I was diagnosed with PCOS in my early 30's and am not 41. I'm at work so I can't type the whole story, but if you have any questions please ask. I like to help. BTW we have twin girls that are about to turn 3!

Edit: yes I have diabetes, but also thyroid disease. I think it is from not being diagnosed with the PCOS for so long.



answers from Chicago on

I've had the Vit D deficiency. I took 60,000 IUs 1/x per week for 6 weeks, then moved to 1000 IU/day (when I remember!) for maintenance. This is really important as lack of Vit D will put you at much higher risk for osteoporosis later in life. I think you will find that you feel "better" after this change -- hard to explain, but happier, more relaxed, more energy, but in a natural, not weird or extreme way. Re: the PCOS, this goes along with high blood sugar and diabetes. You can control/reduce/eliminate the PCOS by changing your diet and losing weight. The first changes will be hard, but I recommend trying to eliminate sugar from your diet to see how you feel. Also, if you can get a little exercise, that helps so much! Try a walk for 30 min every night after dinner. You will lower your blood sugar, gain energy, and maybe even lose some weight (everyone wants this, right?) The PCOS messes up all of your internal hormones, so you can either take the medicine to interrupt this, or you can do it on your own. On your own is harder, but worth it since it isn't medicinal and at the end it is healthier. Depends really on how high your blood sugar is already and how extreme the PCOS is. Also, doctors want to Rx meds, so they will be biased in favor of the Metformin (which is really a diabetes treatment.) You don't need it though. Cut out the sugar, reduce the overall carbs, take your vitamins, and you don't need the metformin. I had gestational diabetes in 3 pregnancies so I know alot about carb control. I also recommend taking alpha lipoic acid and chromium. GNC has something called Chromium GTC (glucose tolerance factor) which is the best. These two things help your body's cells use blood sugar more effectively (reduces insulin insensitivity.) I would suggest reading the Atkins book, and maybe something about diabetes and PCOS -- I'm sure you can get these at the library for free. Best of luck. I know this is hard now, but you will feel much better soon.



answers from Santa Barbara on

I'm glad that they were able to diagnose the hormone irregularities as well as the Vitamin D deficiency. I'm concerned that the doc only has you on a once weekly prescription for that.
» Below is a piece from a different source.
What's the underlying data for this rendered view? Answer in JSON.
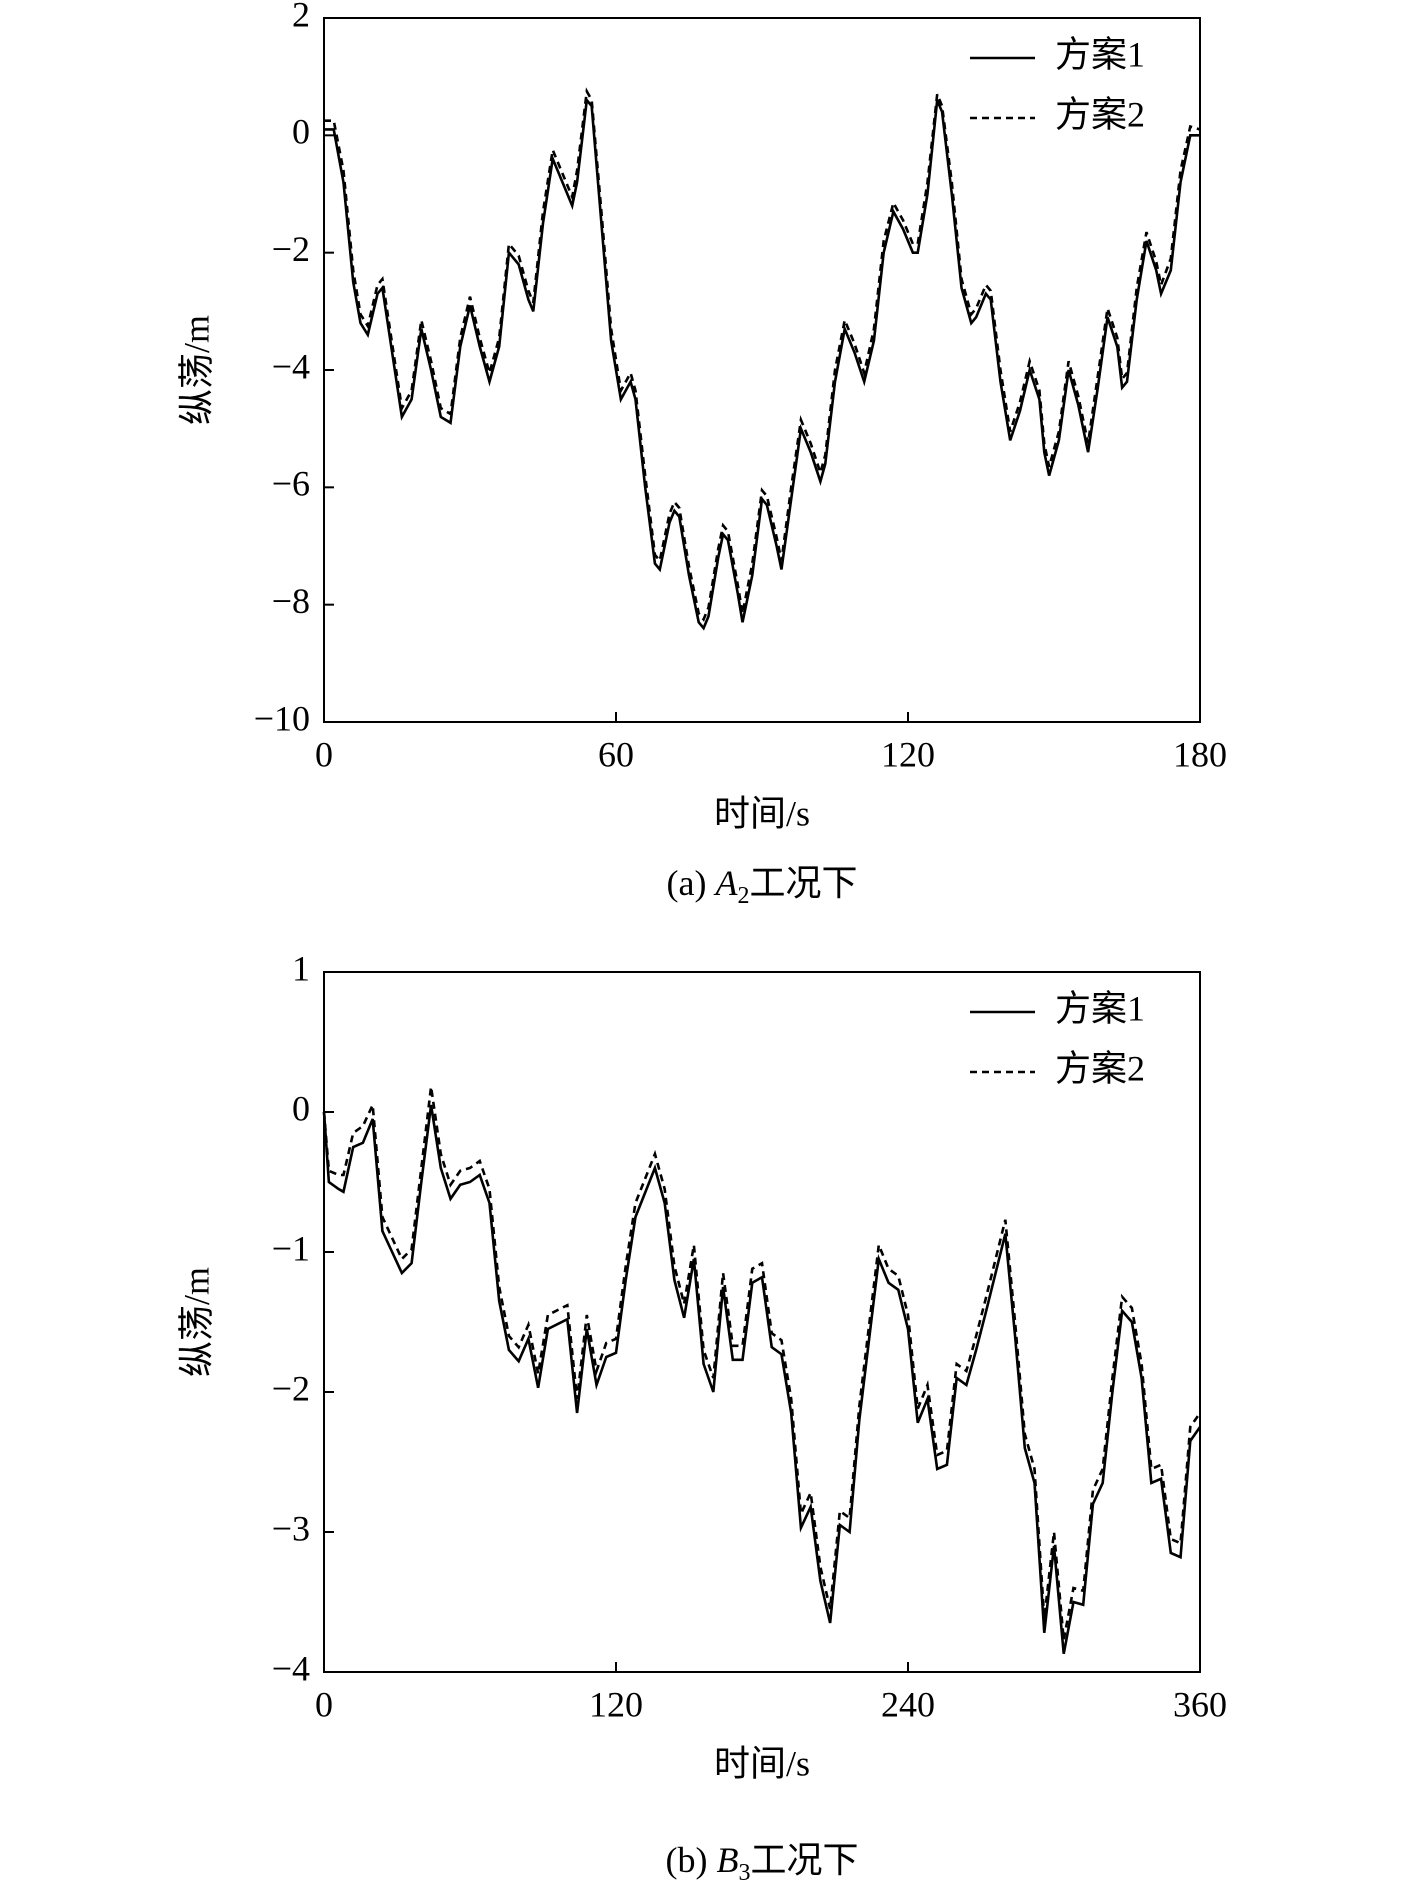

Not sure how low you were but even if you were at a "0", you need to have a minimum of 5000IU of Vitamin D to begin to be in the range of 50-90 for normal. Please check with your physician on this. Best of luck!



answers from Chicago on

Ask your ob to consider prescribing you anti-androgenic oral contraceptives. This sounds scary but it isn't. It is simply selecting oral contraceptives that do not encourage/increase the secretion of testosterone in your body and may actually suppress it (thereby reducing some, but not all of your symptoms.



answers from Appleton on

My daughter has this also. A woman with polycystic ovary symdrom has a greater chance of diabetes and heart failure. Google it and get some more complete info.